Robert's Blog


Friday, August 14, 2009

DB2 for z/OS Stored Procedures and Large Parameters

I recently fielded a question, from a DB2 person who works for an insurance company, about the performance implications of defining large parameters for DB2 for z/OS stored procedures. At this company, DB2 stored procedures written in COBOL had been created with PARAMETER STYLE GENERAL. Now, for the first time, a stored procedure with really large parameters (VARCHAR(32700), to be precise) was to be developed, and the DB2 person was concerned that the entire 32,700 bytes of such a parameter would be passed between the calling program and the stored procedure, even when the actual value of the parameter was an empty string (i.e., a string of length zero). He was thinking that the only way to avoid passing 32,700 bytes to a called stored procedure in cases when no value was to be assigned to a parameter would be to create the stored procedure with PARAMETER STYLE GENERAL WITH NULLS, and have the calling program set the value of the parameter to NULL by way of a null indicator.

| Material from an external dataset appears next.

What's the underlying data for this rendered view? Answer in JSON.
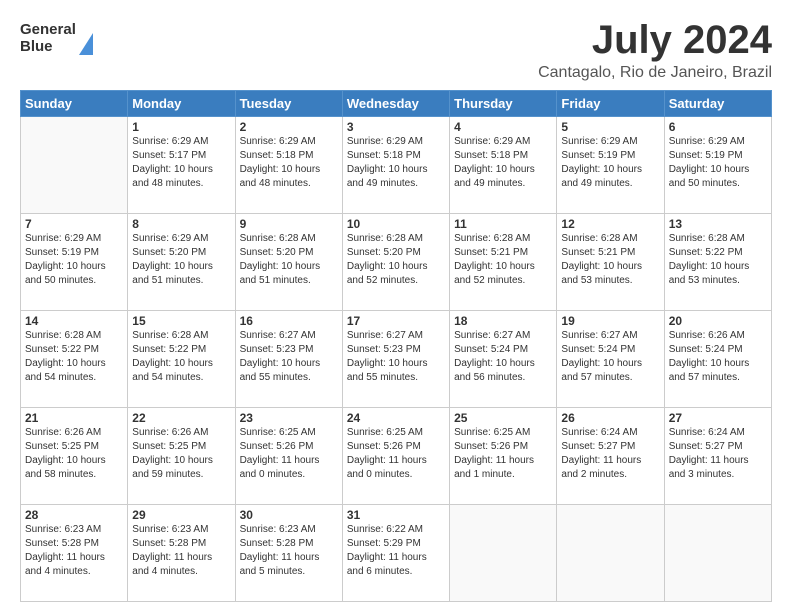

I'll tell you that I had been under this same impression for some time, based on my reading of material in various DB2 manuals; however, it turns out that passing an unnecessarily large number of bytes between a calling program and a stored procedure is not a concern when the stored procedure is defined with PARAMETER STYLE GENERAL. I like the way that Tom Miller, a stored procedures expert with IBM's DB2 for z/OS development organization, explains this. He pictures a VARCHAR data type as being a box, in which you have two bytes for a length indicator and then N bytes of what you could call the defined data area. When a program calls a stored procedure that has a VARCHAR-defined parameter, only "active" data in the parameter is passed to DB2. The "inactive" portion of the VARCHAR "box" - that being the part of the defined data area past the current data length (as specified in the 2-byte length portion of the "box") - is undefined and therefore ignored. So, if a program sets the length of a VARCHAR-defined parameter to zero and then calls the associated stored procedure, only an empty string will be passed to DB2 (in other words, the entire VARCHAR "box" will NOT be passed).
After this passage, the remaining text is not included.